The left-hand sides of these equations are identical since the inertia tensor is symmetric, that is $$I_{ik} = I_{ki}$$. Therefore subtracting these equations gives

$\sum_i I_{mm}\omega_{im}\omega_{in} −\sum_k I_{nn}\omega_{km}\omega_{kn} = 0$

That is

$(I_{mm} − I_{nn}) \sum_k \omega_{km} \omega_{kn} = 0$

or

$(I_{mm} − I_{nn}) \boldsymbol{\omega}_m \cdot \boldsymbol{\omega}_n = 0 \label{13.53}$

If $$I_m \neq I_n$$ then

$\boldsymbol{\omega}_m \cdot \boldsymbol{\omega}_n = 0 \label{13.54}$

which implies that the $$m$$ and $$n$$ principal axes are perpendicular. However, if $$I_{mm} = I_{nn}$$ then Equation \ref{13.53} does not require that $$\boldsymbol{\omega}_m \cdot \boldsymbol{\omega}_n = 0$$, that is, these axes are not necessarily perpendicular, but, with no loss of generality, these two axes can be chosen to be perpendicular with any orientation in the plane perpendicular to the symmetry axis.

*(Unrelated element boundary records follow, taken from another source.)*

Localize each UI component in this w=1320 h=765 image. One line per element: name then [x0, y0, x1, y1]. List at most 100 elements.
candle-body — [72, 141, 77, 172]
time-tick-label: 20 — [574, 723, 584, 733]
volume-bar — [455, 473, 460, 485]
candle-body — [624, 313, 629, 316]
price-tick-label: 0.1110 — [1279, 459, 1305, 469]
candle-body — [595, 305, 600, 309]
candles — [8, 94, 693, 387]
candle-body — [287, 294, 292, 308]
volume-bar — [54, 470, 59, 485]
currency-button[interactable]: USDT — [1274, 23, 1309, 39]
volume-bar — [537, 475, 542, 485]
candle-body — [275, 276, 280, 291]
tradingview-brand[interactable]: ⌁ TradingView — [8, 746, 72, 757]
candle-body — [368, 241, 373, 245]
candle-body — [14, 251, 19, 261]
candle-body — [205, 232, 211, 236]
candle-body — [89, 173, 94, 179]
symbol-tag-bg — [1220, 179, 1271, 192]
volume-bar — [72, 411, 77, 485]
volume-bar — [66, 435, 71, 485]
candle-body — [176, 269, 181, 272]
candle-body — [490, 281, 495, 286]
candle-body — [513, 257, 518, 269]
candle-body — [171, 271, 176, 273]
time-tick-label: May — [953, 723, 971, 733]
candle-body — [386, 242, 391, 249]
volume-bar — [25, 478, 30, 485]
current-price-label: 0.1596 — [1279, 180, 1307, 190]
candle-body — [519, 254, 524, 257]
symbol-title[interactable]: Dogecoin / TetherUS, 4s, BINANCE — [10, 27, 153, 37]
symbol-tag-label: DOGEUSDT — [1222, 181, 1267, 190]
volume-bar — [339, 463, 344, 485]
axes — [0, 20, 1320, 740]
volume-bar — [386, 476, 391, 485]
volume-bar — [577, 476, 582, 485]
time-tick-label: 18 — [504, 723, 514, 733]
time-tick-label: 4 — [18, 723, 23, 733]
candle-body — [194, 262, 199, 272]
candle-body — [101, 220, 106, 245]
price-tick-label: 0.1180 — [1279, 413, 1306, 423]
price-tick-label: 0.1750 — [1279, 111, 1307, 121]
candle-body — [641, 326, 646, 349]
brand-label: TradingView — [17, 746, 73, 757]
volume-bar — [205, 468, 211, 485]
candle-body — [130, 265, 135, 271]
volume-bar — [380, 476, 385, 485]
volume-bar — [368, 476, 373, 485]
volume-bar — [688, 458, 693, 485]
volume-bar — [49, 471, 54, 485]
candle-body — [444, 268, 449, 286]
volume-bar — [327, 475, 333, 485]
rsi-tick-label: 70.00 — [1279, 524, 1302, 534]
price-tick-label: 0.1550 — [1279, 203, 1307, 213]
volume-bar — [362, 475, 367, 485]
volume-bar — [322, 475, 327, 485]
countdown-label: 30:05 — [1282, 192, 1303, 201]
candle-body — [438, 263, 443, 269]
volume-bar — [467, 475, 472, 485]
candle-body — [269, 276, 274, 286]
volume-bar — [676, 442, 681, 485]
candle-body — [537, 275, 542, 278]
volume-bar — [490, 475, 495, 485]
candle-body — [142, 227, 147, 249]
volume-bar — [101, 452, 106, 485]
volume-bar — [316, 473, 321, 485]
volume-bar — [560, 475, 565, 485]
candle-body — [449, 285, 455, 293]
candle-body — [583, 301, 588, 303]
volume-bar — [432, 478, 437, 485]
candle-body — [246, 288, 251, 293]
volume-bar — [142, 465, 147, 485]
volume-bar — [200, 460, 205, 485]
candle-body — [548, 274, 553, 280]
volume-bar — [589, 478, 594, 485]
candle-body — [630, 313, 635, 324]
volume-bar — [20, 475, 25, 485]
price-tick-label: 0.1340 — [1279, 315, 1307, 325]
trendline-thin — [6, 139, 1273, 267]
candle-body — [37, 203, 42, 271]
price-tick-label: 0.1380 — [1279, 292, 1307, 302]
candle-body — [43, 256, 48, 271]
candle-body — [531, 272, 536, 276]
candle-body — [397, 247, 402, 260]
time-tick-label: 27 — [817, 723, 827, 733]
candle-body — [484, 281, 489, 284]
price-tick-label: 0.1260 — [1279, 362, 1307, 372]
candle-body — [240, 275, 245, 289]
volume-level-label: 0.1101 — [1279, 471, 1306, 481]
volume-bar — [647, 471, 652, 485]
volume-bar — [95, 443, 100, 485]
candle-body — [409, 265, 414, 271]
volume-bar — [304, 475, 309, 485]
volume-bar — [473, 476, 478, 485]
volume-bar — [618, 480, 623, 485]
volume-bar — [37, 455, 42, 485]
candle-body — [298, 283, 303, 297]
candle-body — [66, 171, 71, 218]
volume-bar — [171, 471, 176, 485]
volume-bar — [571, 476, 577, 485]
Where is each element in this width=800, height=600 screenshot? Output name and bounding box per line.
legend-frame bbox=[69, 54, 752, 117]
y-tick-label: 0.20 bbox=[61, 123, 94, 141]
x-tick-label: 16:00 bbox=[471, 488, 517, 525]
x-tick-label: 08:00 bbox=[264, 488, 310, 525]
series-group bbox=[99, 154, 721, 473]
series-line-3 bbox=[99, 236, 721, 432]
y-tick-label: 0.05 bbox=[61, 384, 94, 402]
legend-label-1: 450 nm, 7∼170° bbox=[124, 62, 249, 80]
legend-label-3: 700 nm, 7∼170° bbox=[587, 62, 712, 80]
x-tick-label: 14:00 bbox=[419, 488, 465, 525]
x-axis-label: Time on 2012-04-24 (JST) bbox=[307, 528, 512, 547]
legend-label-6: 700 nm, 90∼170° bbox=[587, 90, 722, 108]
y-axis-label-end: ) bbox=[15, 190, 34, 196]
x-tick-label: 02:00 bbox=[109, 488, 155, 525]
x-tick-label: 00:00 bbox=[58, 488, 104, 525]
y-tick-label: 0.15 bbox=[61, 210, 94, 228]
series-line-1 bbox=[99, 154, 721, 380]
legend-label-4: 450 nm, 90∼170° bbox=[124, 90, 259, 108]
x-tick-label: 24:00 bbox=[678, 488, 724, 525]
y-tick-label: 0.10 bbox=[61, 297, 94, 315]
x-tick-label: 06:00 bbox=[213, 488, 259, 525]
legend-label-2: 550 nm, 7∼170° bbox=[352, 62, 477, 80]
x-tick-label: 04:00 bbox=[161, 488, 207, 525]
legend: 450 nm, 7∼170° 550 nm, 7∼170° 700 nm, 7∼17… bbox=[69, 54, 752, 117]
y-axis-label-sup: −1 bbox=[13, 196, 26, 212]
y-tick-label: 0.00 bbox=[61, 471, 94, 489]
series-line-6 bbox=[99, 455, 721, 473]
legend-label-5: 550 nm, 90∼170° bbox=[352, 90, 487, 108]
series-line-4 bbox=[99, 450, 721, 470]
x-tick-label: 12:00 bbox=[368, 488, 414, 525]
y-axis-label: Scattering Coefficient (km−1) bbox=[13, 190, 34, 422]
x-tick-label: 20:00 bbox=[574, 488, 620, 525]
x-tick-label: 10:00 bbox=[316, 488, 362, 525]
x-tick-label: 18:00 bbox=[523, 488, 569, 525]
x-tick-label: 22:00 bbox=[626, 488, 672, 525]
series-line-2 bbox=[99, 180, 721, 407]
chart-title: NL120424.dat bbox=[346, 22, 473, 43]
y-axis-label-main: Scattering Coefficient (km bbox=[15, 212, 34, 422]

1. Summarizing the above discussion, the inertia tensor has the following properties.
2. Diagonalization may be accomplished by an appropriate rotation of the axes in the body.
3. The principal moments (eigenvalues) and principal axes (eigenvectors) are obtained as roots of the secular determinant and are real.
4. The principal axes (eigenvectors) are real and orthogonal.
5. For a symmetric top with two identical principal moments of inertia, any orientation of two orthogonal axes perpendicular to the symmetry axis are satisfactory eigenvectors.
6. For a spherical top with three identical principal moment of inertia, the principal axes system can have any orientation with respect to the origin.